“Tunes of the copier” Making of The Copyist, part 5

Sound production took about a year and a half. There were two reasons for this: on the one hand, the production at this point did not have any money left, which does not help with such an expensive and meticulus workfliw. On the other hand, we did not really know what kind of sound we want. Our concept has not changed: aesthetics should be as clean as possible, using nothing more than photocopying.

The main problem was that while we knew that the soundtrack would come together from the buzz of the machine and the protagonists sounds, we also needed to communicate emotions, which normally is the function of soundtrack. However, scratching, clattering and clicking are not the ideal instruments to showcase feelings. We needed a special type of music, which was hidden, integrating seamlessly into the concept, a kind of vocal curtain that will be able to radiate sensuality to the audience. At the same time, it had to be deeply rooted in the sounds of the copier, to fit in our very clean avant-garde plan.

We had to let three composers go until I finally found composer Levente Markos whom I met while working on a co-production film. From the first moment I knew he was very talented when it came to electronic music, and when I heard his first 10 seconds of demo, I knew we got closer to the solution than during the whole previous year. The music of The Copyist is synthesizer based, but analogue, bodiless, can not really be connected to an instrument, full of distortions, mechanical noises, electronic effects.

We had a better luck with the foley, since in 2015 I was mentored in the 50 Talented Young Hungarians mentor program, where they help internationally outstanding young Hungarians to realize their projects. I met with producer Ági Pataki, and my first request was to help me finish my poor film, which was accelerating rapidly torwards chaos. With Ági Pataki, we got into the prestigious Focus Fox studio, where the sound of our film was finally produced under much better conditions than I have ever hoped for.

We knew from the start that the actors’ sex sounds would only appear in a faint, distorted way, but for that they still had to be recorded. Sound engineer László Reményi recorded this special porn synch for everyone’s great pleasure.

The Copyist’s foley, distortions and sound mixing was performed by Gábor Császár, a sound engineer who had a great influence on the final form of our film. Gábor built the diegetic and non-diegetic sound of the film with great professionalism and talent. He helped bringing the realism of the office closer in the beginning, while guiding it into a completely different world in the end. With his help, the two completely dark scenes were filled with content.

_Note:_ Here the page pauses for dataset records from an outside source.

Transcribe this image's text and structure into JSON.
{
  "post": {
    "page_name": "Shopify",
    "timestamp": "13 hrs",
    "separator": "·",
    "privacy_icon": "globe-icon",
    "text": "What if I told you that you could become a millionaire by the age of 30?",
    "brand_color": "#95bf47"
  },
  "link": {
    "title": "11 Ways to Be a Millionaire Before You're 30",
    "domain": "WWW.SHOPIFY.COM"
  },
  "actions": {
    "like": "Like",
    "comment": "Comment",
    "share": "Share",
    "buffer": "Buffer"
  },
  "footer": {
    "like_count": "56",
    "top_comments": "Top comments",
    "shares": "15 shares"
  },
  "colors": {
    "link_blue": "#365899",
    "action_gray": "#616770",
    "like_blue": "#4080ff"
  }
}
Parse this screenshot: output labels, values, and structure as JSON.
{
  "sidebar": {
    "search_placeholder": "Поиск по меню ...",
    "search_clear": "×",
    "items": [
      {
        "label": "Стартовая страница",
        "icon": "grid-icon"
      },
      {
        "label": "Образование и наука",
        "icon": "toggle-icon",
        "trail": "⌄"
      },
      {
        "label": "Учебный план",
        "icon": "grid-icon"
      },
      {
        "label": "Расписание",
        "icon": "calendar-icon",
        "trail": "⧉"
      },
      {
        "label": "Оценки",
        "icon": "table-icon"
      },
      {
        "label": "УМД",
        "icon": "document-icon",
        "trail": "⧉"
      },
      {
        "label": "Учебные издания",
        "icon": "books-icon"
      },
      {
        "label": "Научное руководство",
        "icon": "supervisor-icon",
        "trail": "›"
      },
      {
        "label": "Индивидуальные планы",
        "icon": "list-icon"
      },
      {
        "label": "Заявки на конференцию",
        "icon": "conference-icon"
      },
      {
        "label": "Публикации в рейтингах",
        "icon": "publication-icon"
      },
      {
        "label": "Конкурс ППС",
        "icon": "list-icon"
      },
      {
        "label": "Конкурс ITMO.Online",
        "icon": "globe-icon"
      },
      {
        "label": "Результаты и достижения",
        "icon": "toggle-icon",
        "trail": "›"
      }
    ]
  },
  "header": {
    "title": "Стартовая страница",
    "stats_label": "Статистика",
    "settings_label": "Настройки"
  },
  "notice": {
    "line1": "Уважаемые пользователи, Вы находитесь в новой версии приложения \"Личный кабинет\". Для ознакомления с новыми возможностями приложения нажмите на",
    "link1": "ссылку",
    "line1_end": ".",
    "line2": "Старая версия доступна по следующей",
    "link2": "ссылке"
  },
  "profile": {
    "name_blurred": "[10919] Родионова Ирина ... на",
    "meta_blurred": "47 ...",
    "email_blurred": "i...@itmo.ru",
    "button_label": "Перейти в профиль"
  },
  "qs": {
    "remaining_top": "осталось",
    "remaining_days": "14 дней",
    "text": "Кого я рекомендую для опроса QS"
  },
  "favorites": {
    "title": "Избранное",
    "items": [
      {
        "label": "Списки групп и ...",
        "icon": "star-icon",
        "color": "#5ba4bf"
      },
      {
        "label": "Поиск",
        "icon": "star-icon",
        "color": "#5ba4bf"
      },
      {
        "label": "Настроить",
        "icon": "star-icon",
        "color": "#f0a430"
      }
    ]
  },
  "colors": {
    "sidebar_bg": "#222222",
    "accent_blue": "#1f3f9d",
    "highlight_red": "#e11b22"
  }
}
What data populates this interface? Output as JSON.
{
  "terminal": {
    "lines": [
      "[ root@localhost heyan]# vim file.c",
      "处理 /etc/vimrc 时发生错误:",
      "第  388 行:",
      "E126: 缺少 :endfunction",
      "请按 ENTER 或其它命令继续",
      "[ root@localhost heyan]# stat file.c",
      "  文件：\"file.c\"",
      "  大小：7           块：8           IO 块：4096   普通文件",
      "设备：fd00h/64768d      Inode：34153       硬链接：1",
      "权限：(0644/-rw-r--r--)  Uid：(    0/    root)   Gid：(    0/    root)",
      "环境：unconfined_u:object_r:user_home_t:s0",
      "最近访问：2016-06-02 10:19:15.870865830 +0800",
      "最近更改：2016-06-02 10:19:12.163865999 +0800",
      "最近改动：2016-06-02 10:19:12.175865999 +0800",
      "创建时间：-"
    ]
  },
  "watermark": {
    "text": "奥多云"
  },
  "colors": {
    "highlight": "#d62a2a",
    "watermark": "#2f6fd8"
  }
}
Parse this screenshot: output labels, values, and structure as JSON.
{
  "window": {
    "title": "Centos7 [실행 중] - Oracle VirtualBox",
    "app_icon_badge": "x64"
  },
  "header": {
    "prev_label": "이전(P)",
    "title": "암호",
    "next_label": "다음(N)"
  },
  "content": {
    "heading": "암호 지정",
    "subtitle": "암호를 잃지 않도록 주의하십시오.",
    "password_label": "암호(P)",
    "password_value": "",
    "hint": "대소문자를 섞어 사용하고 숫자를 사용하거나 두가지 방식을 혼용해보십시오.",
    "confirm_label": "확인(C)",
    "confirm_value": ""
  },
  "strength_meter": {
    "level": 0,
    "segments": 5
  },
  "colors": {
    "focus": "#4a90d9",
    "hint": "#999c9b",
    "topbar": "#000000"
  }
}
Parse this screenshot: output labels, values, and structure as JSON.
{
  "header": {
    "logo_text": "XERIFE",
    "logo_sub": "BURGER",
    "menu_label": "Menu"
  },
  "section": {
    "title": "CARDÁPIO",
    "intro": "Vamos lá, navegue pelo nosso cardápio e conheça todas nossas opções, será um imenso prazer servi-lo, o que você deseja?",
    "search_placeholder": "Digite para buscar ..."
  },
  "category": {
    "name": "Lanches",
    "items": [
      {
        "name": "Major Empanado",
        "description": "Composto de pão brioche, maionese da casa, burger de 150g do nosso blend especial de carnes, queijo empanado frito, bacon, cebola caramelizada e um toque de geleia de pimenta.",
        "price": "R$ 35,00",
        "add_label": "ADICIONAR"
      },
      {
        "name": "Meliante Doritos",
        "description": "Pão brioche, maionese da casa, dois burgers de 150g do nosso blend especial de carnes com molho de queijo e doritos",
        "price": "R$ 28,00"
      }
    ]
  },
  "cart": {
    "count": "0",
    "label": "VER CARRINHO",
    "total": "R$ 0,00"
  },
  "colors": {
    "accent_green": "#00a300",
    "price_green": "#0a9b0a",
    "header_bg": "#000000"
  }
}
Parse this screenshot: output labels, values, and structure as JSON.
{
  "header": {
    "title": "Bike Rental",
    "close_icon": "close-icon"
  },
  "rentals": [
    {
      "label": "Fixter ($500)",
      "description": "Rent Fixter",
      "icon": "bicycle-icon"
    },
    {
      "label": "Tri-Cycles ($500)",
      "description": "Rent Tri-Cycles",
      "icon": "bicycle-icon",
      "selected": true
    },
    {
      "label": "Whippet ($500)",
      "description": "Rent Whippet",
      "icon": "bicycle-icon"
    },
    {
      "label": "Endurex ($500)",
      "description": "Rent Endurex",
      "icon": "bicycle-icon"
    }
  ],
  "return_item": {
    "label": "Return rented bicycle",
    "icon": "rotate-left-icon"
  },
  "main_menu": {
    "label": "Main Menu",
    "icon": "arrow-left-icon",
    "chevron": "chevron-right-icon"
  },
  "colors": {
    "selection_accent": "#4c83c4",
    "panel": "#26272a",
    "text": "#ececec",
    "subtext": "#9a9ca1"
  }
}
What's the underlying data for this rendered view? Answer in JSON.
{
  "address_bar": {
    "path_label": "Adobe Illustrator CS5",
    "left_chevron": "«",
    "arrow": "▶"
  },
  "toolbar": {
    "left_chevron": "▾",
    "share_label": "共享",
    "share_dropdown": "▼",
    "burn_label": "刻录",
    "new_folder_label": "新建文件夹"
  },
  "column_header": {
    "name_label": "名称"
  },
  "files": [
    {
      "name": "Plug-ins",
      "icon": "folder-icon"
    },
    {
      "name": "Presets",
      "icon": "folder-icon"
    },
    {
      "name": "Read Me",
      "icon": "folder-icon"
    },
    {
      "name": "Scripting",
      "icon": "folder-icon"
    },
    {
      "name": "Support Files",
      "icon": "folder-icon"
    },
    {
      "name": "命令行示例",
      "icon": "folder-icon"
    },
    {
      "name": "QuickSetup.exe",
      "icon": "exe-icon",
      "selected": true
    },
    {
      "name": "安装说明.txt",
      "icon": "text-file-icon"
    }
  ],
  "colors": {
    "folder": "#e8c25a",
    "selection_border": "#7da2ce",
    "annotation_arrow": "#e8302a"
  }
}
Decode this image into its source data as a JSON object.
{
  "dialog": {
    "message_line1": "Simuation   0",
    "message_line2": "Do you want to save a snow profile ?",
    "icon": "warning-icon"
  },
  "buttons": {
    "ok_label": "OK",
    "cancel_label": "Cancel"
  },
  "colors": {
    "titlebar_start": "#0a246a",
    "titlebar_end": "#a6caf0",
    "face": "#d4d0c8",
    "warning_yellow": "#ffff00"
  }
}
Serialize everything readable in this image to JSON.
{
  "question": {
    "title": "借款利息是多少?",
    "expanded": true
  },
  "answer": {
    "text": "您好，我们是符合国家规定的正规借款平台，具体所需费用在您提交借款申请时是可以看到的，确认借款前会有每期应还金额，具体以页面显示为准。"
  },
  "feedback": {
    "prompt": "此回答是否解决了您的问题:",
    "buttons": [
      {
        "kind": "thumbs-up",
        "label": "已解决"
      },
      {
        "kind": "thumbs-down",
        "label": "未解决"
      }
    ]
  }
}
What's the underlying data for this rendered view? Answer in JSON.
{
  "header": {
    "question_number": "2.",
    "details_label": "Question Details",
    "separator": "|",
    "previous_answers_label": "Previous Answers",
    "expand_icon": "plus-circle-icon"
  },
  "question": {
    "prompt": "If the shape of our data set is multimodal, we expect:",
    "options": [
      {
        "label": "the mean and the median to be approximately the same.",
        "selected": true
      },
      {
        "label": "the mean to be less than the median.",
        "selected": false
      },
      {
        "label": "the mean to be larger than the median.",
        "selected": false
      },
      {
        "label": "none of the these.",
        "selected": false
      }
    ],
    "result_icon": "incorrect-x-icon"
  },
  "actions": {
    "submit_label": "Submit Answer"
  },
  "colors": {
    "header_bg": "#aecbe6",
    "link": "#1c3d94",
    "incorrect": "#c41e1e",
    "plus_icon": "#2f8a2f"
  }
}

With the voice work completed, 3 years of struggle ended, and a strange, experimental film was born. I can only hope that our audience will like it.  I am very grateful to all the crew members who helped us achieving tis goal, according to their best knowledge and with huge diligence. Although she was not part of the production, but we must mention associate producer Andrea Osvárt, who later became an essential contributor to the film’s festival circle.